Many small-business owners and entrepreneurs may not feel they have the luxury of heeding such advice. Initial startup costs, operating capital and even drawing a salary require a level of funds just beyond reach of many businesses at various stages of their venture.

Family and friends may be willing resources to turn to and interested in helping. But is this route a good idea?

ShopTalk spoke with several local experts about issues to consider before borrowing from family and friends. Here are five tips they shared:

1. Recognize your relationship will change.

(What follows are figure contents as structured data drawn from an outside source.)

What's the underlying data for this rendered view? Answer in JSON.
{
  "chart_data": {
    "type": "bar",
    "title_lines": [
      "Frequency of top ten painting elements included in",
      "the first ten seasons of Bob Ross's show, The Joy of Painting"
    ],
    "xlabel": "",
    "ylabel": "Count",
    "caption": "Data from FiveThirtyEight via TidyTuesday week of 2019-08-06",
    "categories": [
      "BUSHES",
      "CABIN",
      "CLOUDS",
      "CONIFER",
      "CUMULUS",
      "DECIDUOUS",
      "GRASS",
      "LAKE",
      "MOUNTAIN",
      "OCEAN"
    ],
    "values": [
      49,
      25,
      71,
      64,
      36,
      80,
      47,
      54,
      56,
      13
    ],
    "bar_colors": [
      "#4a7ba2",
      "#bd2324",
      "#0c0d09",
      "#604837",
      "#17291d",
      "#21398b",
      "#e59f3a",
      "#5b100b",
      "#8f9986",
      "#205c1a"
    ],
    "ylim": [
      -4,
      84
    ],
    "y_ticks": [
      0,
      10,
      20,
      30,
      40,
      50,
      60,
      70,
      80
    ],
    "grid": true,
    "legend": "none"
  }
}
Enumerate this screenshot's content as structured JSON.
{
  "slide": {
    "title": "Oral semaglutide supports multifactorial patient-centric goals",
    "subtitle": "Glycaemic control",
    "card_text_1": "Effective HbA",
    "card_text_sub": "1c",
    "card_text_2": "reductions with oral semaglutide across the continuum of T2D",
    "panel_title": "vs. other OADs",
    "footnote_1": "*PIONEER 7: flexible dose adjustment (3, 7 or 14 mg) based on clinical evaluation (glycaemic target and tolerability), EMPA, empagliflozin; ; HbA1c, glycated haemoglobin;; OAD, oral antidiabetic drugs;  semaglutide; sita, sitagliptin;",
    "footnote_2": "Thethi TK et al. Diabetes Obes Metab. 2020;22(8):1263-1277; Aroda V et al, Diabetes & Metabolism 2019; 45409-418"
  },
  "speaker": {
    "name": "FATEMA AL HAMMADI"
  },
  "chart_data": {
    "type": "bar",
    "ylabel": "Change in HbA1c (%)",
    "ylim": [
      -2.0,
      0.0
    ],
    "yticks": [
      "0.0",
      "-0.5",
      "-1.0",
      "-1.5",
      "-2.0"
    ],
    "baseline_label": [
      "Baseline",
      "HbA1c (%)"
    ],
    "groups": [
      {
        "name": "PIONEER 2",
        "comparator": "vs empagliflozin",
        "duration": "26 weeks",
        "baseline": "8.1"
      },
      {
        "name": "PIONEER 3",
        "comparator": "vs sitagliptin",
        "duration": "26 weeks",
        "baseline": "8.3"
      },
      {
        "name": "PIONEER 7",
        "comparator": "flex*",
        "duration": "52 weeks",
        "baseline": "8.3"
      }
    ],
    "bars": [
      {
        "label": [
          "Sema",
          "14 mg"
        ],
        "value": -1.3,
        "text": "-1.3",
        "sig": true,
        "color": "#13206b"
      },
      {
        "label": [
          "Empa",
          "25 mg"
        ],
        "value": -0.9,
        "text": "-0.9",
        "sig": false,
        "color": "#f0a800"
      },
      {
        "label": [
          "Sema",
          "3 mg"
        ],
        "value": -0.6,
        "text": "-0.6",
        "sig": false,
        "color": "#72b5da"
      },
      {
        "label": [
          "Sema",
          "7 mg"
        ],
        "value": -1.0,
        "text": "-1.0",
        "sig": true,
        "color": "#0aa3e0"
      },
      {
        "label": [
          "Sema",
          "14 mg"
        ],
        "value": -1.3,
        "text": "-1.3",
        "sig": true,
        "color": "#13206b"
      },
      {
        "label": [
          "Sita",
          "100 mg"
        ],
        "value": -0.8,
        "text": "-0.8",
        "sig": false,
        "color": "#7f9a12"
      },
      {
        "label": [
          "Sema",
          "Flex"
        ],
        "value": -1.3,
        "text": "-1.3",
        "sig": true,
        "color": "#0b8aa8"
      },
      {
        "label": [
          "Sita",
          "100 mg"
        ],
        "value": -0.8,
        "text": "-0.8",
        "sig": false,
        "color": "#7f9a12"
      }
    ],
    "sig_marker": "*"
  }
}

“The moment you borrow money from a family member or friend,” says Lauren Cantor, a business adviser, coach and owner of the Entrepreneur’s Source, “you are changing the dynamics of the relationship. You are now in a business relationship and you must treat it as such.”

Terri DeBoo concurred. She is the founder of Ideas@Work, a local firm that assists newcomers and others with assimilating and acclimating into the Charlotte business community.

“People need to be careful and expect their relationship will now shift where people feel license to weigh in,” DeBoo cautioned. “It is not uncommon to see a sense of entitlement and even instruction on use of the funds by the lender. Given their investment, some people may feel OK questioning your personal spending habits while you still owe them money from a business loan.”

2. Clearly define and agree upon expectations, terms and contingencies.

This may seem to be a no-brainer. But failing to clearly define terms regarding payback amounts, schedule, and interest rates – or consider what-if scenarios – has derailed many relationships.

Charlotte entrepreneurs Andy and Robin Ciordia started the popular confectionary, the Secret Chocolatier, together with Robin’s parents, Bill and Karen Dietz, in 2008. The business recently expanded to a second location and needed extra capital to upfit the new store and purchase a significant piece of equipment to handle increased sales volume.

“I looked to a member of an advisory board I established for the business when we first launched,” Andy Ciordia said, noting his remodel costs for the new store ran about $20,000 and the new piece of equipment needed was $10,000.

“The adviser owns an equipment leasing business. He considered becoming an equity investor when we first opened, knew our business plan well and suggested he purchase the equipment we needed, lease it back to me through his company, and sell it to us for $1 at the end of the lease term. It was a great win-win solution with well-defined terms executed through his business.”

Ciordia’s experience with prior startups taught him valuable lessons regarding what-if scenarios, and the importance of considering the possibility that things may not turn out as expected.

“I’d rather owe you what’s agreed upon on paper than what you think I owe you in your heart,” he said.

This leads to Tip No. 3.

3. Get it in writing.

Documentation is crucial for business agreements. Loan documents should be reviewed, if not prepared, by a lawyer well-versed in business law.

“The very act of drafting an agreement signals an irrevocable shift from a personal relationship to a business one,” said Steve Hockfield, attorney with Charlotte based law firm of Erdman and Hockfield LLC.

“Putting all terms in writing can help avoid future misunderstandings. If you treasure the relationship, I’d try and avoid this situation (of asking friends for money). But I do recognize people have needs and obtaining funds through friends and family can offer advantages.”

Hockfield citied some advantages to borrowing from friends and family, including no credit checks, no loan fees and expedited access to funds.

4. Get independent, expert advice regarding borrowing.

One issue often overlooked is rethinking the decision to take on extra debt at all.

Using borrowed money for expansion plans, owning vs. leasing equipment, research and development expenditures or marketing expenses may not be appropriate or well-timed given the health of your business.

Outside advice can help entrepreneurs critically evaluate whether or not borrowing makes sense or is appropriately timed.

Ciordia seeded his advisory board with those who were comfortable pushing back and challenging him as he weighed alternatives. He also takes advantage of SCORE, a nonprofit organization comprised of retired business people dedicated to educating entrepreneurs and providing advice to small businesses. (Find Charlotte SCORE at http://www.charlottescore.org.)

“I’m always soliciting advice from others who have been in similar situations,” Ciordia said. “It’s good to get another perspective.”

The Small Business Association has a Charlotte office ( http://www.sba.gov/offices/district/nc/charlotte) and provides advice, events and workshops on funding sources and government assistance.

5. Use friends and family as a last resort for financing.

One piece of advice on which all our experts agreed was that friends and family should be lenders of last resort.

“It adds an element of stress to the relationship that can make things difficult,” Ciordia said.

Consider all other available sources. The landscape for microlending and funding sources is rapidly evolving.

Cantor cited sources such as business credit cards with low introductory fees, crowd-sourcing sites such as Kickstarter and, in the case of some franchise businesses, the franchisor. There are pros and cons for each and she recommended getting input from others who have personal experience.

“Do your homework,” Cantor said. “You may find attractive alternatives to borrowing from your family or friends.”